В болоте жили журавли.

Там, за полоскою несжатой,

Где чудом бомбы не рвались,

Их было шесть, худых, лохматых,

С рассветом уходящих ввысь

И прилетающих с закатом

В болото, в свой родимый дом.

Поблизости с жильем солдата

Уснуть спокойным можно сном.

И, отдохнув, перед рассветом

Взмывались ввысь под облака,

Как будто бы сказать при этом

хотели дружески:

— Пока!

Они войны не замечали,

Им, улетающим с утра,

Солдаты весело кричали,

Смеясь:

— Ни пуха!
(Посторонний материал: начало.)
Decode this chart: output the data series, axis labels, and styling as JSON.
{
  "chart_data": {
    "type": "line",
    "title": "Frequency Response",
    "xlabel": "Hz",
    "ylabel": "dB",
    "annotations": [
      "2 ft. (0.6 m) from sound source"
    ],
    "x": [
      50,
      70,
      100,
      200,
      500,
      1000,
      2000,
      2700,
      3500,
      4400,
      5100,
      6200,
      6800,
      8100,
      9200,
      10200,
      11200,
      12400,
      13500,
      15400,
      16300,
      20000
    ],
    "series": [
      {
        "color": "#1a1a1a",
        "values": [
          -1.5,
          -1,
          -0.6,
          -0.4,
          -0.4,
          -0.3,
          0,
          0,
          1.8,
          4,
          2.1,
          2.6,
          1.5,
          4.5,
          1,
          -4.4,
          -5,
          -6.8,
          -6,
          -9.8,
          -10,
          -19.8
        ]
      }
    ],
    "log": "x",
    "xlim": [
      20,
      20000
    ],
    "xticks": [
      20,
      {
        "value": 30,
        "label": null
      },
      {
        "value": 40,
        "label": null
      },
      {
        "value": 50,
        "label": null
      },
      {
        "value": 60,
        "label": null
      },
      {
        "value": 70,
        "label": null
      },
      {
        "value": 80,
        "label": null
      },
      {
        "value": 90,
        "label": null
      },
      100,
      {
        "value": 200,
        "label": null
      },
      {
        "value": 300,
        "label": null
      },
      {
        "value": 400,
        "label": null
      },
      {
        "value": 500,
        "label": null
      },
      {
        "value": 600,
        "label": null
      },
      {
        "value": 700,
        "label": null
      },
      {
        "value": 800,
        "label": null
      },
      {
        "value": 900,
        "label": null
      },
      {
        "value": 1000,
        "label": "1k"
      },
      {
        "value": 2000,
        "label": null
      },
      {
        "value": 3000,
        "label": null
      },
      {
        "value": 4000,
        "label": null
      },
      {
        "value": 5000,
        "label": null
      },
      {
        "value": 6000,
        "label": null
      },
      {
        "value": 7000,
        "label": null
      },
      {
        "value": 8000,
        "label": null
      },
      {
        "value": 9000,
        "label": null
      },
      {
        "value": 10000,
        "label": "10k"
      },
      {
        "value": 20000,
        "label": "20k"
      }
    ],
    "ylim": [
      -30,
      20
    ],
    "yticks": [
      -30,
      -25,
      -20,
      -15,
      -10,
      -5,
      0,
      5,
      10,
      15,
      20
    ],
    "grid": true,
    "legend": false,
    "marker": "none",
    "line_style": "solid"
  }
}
Ни пера!

Мы жили, как в одной квартире.

И грустно сделалось потом,

Когда однажды их четыре

Вернулось в свой родимый дом.

Всю ночь в тревожное затишье,

Не избежавшее войны,

Они курлыкали чуть слышно

Среди оглохшей тишины.

И вот теперь, сентябрь встречая,

Припомнив быль далеких дней,

Я долго взглядом провожаю

Летящих в небе журавлей.

СТАРИК

Ему, примерно, было девяносто.

Он жил в кирпичном доме у горы,

Ходил он с палкой, одевался просто.

И был любимцем здешней детворы.

Общительный, он сказок знал немало.

Он помнил всё, что слышал на веку,

Мальчишки за четырнадцать кварталов

Послушать их сбегались к старику.

Забросив игры, позабыв про книжки,

С ним рядышком усевшись на курган,

— Ты расскажи, — просили ребятишки, —

Как от фашистов прятал партизан…

И он в десятый раз, а может быть, и сотый

Рассказывал мальчишкам о войне,

Как он скрывался в роще, за болотом,

В глухой, непроходимой стороне.

Как на лужайке вырыл он землянку,

Как раненых кореньями лечил.

Как в День Победы с дочкой-партизанкой

В самом Кремле награду получил.

Ребята за него в огонь и в воду,

Хотя старик едва ли это знал,

Но как-то, простудившись в непогоду,

Он слег в постель и долго не вставал.

Потом его в больницу положили.

И тут житья не стало докторам.

По десять раз мальчишки приходили

И в дверь стучались с самого утра.

Они не признавали расписаний,

Считая это ущемленьем прав.

И, требуя немедленно свиданий,

Послали почтой жалобу в горздрав,

Обиженные, с явным возмущеньем

Просили разобраться, как им быть.

Пришел ответ, что в виде исключенья

Всех мальчиков к больному допустить.

Когда они на цыпочках в палату

Входили в наступившей, тишине,

Старик узнал их: — Здравствуйте, ребята!

Спасибо, что пришли ко мне…

«Я в Индии не был ни разу…»

Я в Индии не был ни разу

Родившись на тихой Двине,

Но много слыхал по рассказам

Об этой прекрасной стране.

В далекие годы мальчишкой

Тайком, чтоб не видела мать,

Запрятав за пазуху книжки,

Хотел я туда убежать.

Проехал я два перегона,

Колеса стучали, звеня,

Но утром с подножки вагона

Кондукторы сняли меня.

А дома счастливая мама

Меня прижимала к груди:

— Мой маленький Васко де Гама,

Ведь все у тебя впереди.

Теперь я объехал полсвета,

Желанный повсюду был гость,

Но только вот в Индии этой

Мне быть до сих пор не пришлось.

Но знаю, что люди в Кашмире,

Чтоб музыкой скрасить свой труд,

С мечтою о счастье и мире

Советские песни поют.

Я знаю, индусы босые

На Ганге — священной реке

Душевные песни России

Поют на своем языке.

Их дети в Калькутте и Дели,

Покинув родительский дом,

Стремятся к единственной цели —

В Россию пробраться тайком.

И ловят под палубой в трюмах

Меж ящиков, сложенных в ряд,

Красивых, чумазых, угрюмых —

Чудесных индийских ребят.

Загрузка...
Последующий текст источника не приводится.